Diante da versatilidade do Direito Civil, os modernos desígnios da responsabilização do agente, decorrentes da violação das normas, se buscam, com base na eficácia, além da reparação, a aplicação, na devida forma, os efeitos previstos no ordenamento jurídico, visando assim, uma convivência harmoniosa em sociedade, prevalecendo os valores que são considerados justos e perfeitos.
___________
1 Constituição Federal, artigo 5º, caput: "Todos são iguais perante a lei, sem distinção de qualquer natureza, garantindo-se aos brasileiros e aos estrangeiros residentes no País a inviolabilidade do direito à vida, à liberdade, à igualdade, à segurança e à propriedade..."
2 Artigo 186. Aquele que, por ação ou omissão voluntária, negligência ou imprudência, violar direito e causar dano a outrem, ainda que exclusivamente moral, comete ato ilícito.
3 Manual de direito civil/ Jose Carlos Van Cleef de Almeida Santos, Luís de Carvalho Cascaldi. - 2. ed. - São Paulo: Editora Revista dos Tribunais, 2014. p. 205.
4 Constituição Federal, artigo 1º: "A República Federativa do Brasil, formada pela união indissolúvel dos Estados e Municípios e do Distrito Federal, constitui-se em Estado Democrático de Direito e tem como fundamentos:
...
III - a dignidade da pessoa humana;"
5 Teoria dos ilícitos civis / Felipe Peixoto Braga Netto. - Belo Horizonte: Del Rey, 2003. p. 100 e 101.

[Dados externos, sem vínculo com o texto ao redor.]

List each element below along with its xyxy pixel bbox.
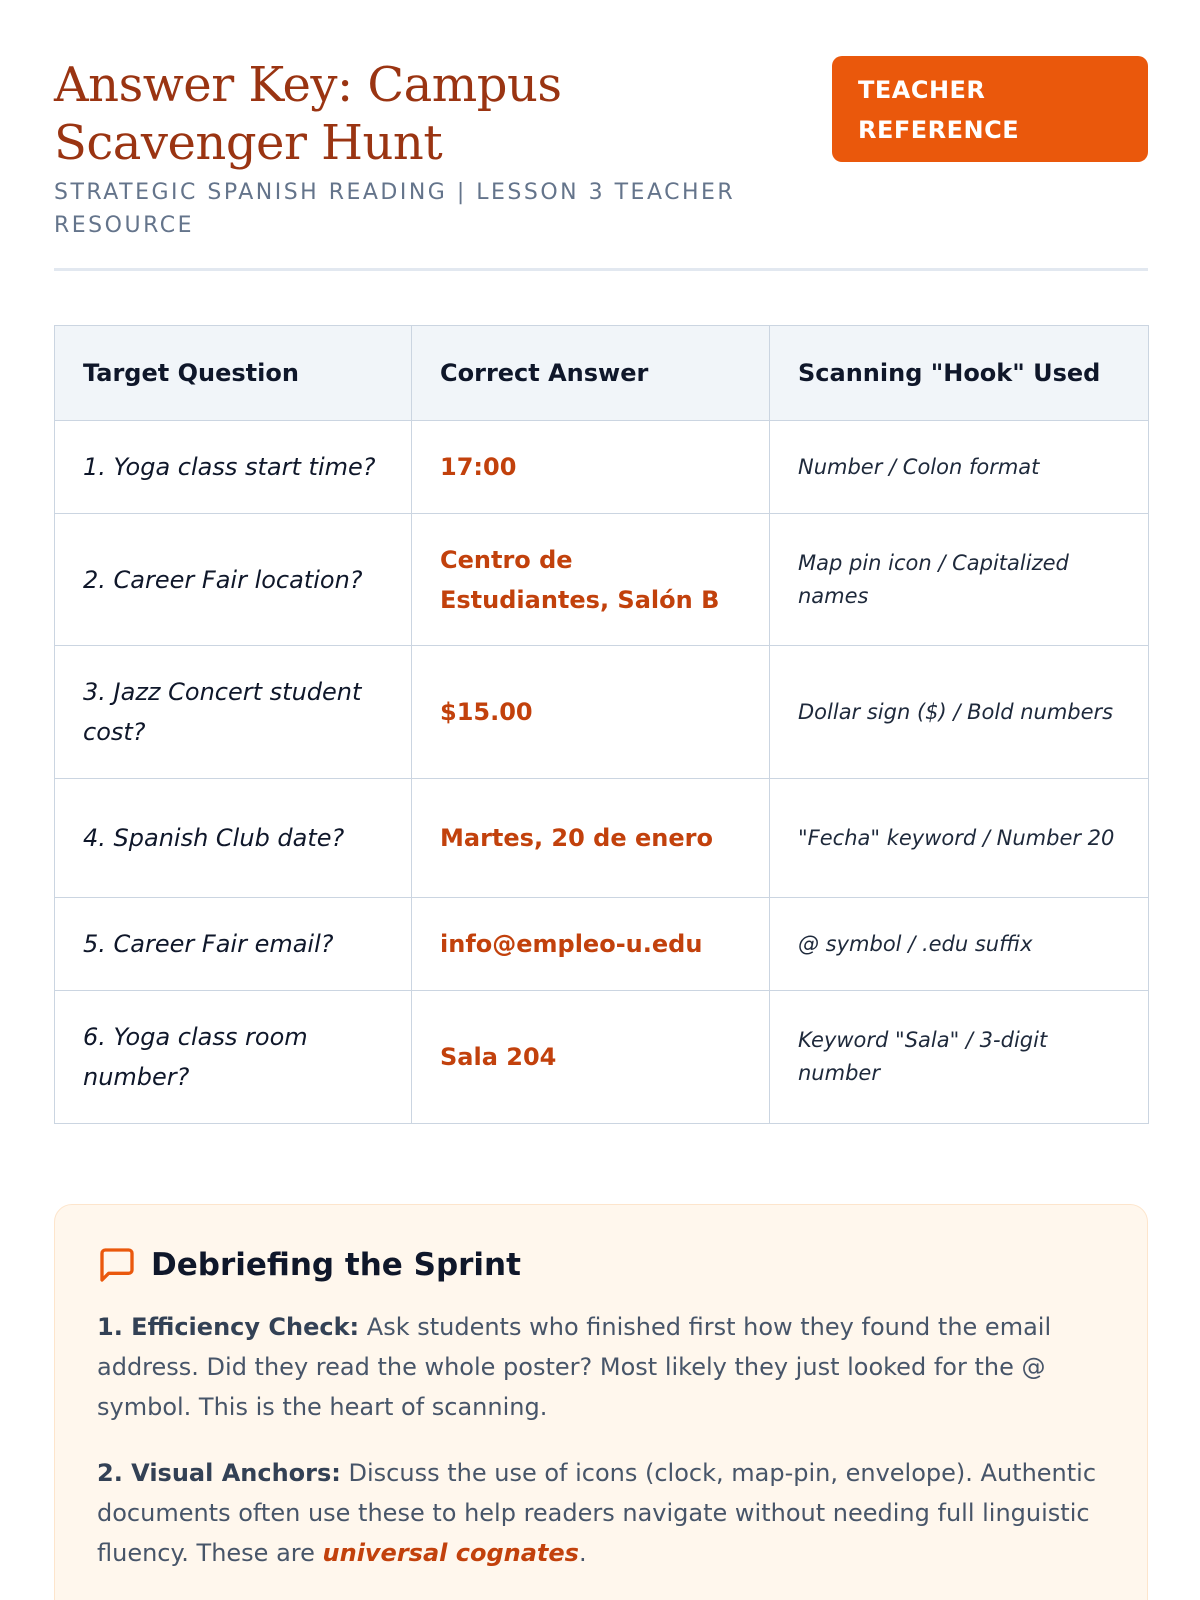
- hook-cell: Number / Colon format: [770, 421, 1149, 514]
- question-cell: 4. Spanish Club date?: [55, 779, 412, 898]
- debrief-header: [97, 1237, 1105, 1293]
- page-subtitle: STRATEGIC SPANISH READING | LESSON 3 TEACHER RESOURCE: [54, 180, 736, 238]
- page-header: [54, 56, 1148, 242]
- hook-cell: Dollar sign ($) / Bold numbers: [770, 646, 1149, 779]
- table-row: [55, 898, 1149, 991]
- table-row: [55, 991, 1149, 1124]
- debrief-point-visual-anchors: [97, 1453, 1105, 1573]
- table-row: [55, 779, 1149, 898]
- message-square-icon: [97, 1245, 137, 1285]
- debrief-title: Debriefing the Sprint: [151, 1247, 521, 1283]
- answer-cell: info@empleo-u.edu: [412, 898, 770, 991]
- column-header: Correct Answer: [412, 326, 770, 421]
- header-divider: [54, 268, 1148, 271]
- column-header: Scanning "Hook" Used: [770, 326, 1149, 421]
- answer-cell: $15.00: [412, 646, 770, 779]
- question-cell: 3. Jazz Concert student cost?: [55, 646, 412, 779]
- point-text: Ask students who finished first how they found the email address. Did they read the whole poster? Most likely they just looked for the @ symbol. This is the heart of scanning.: [97, 1313, 1052, 1421]
- hook-cell: Map pin icon / Capitalized names: [770, 514, 1149, 646]
- point-text: Discuss the use of icons (clock, map-pin, envelope). Authentic documents often use these to help readers navigate without needing full linguistic fluency. These are: [97, 1459, 1097, 1567]
- page-title: Answer Key: Campus Scavenger Hunt: [54, 57, 562, 171]
- hook-cell: @ symbol / .edu suffix: [770, 898, 1149, 991]
- answer-cell: Centro de Estudiantes, Salón B: [412, 514, 770, 646]
- question-cell: 5. Career Fair email?: [55, 898, 412, 991]
- debrief-panel: [54, 1204, 1148, 1600]
- emphasis-term: universal cognates: [322, 1539, 579, 1567]
- table-header-row: [55, 326, 1149, 421]
- hook-cell: "Fecha" keyword / Number 20: [770, 779, 1149, 898]
- column-header: Target Question: [55, 326, 412, 421]
- question-cell: 6. Yoga class room number?: [55, 991, 412, 1124]
- teacher-reference-badge: TEACHER REFERENCE: [832, 56, 1148, 162]
- answer-cell: Sala 204: [412, 991, 770, 1124]
- answer-cell: Martes, 20 de enero: [412, 779, 770, 898]
- hook-cell: Keyword "Sala" / 3-digit number: [770, 991, 1149, 1124]
- table-row: [55, 514, 1149, 646]
- table-row: [55, 421, 1149, 514]
- debrief-point-efficiency: [97, 1307, 1105, 1427]
- point-end: .: [578, 1539, 587, 1567]
- answer-key-table: [54, 325, 1149, 1124]
- point-label: 2. Visual Anchors:: [97, 1459, 341, 1487]
- table-row: [55, 646, 1149, 779]
- answer-cell: 17:00: [412, 421, 770, 514]
- question-cell: 2. Career Fair location?: [55, 514, 412, 646]
- point-label: 1. Efficiency Check:: [97, 1313, 360, 1341]
- question-cell: 1. Yoga class start time?: [55, 421, 412, 514]
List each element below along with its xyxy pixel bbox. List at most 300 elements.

6 Código Civil, artigo 927: "Aquele que, por ato ilícito (arts. 186 e 187), causar dano a outrem, fica obrigado a repará-lo."
7 Código Civil, artigo 884: "Aquele que, sem justa causa, se enriquecer à custa de outrem, será obrigado a restituir o indevidamente auferido, feita a atualização dos valores monetários."
8 Código Civil, artigo 151: "A coação, para viciar a declaração da vontade, há de ser tal que incuta ao paciente fundado temor de dano iminente e considerável à sua pessoa, à sua família, ou aos seus bens"
9 Download do estudo solicitado pelo IESS esta disponível no https://www.iess.org.br/publicacao/blog/estudo-do-iess-aponta-nova-pratica-de-fraudes-contra-planos-de-saude acessado em 30.04.2025.
10 Enunciado 170 do Conselho da Justiça Federal: "A boa-fé objetiva deve ser observada pelas partes na fase de negociações preliminares e após a execução do contrato, quando tal exigência decorrer da natureza do contrato."
11 Constituição Federal, artigo 5º XXXV: "a lei não excluirá da apreciação do Poder Judiciário lesão ou ameaça a direito;
12 Constituição Federal, artigo 5º LV: "aos litigantes, em processo judicial ou administrativo, e aos acusados em geral são assegurados o contraditório e ampla defesa, com os meios e recursos a ela inerentes;"
Luiz Cezar Yara
Advogado Coordenador do escritório Almeida Santos Advogados.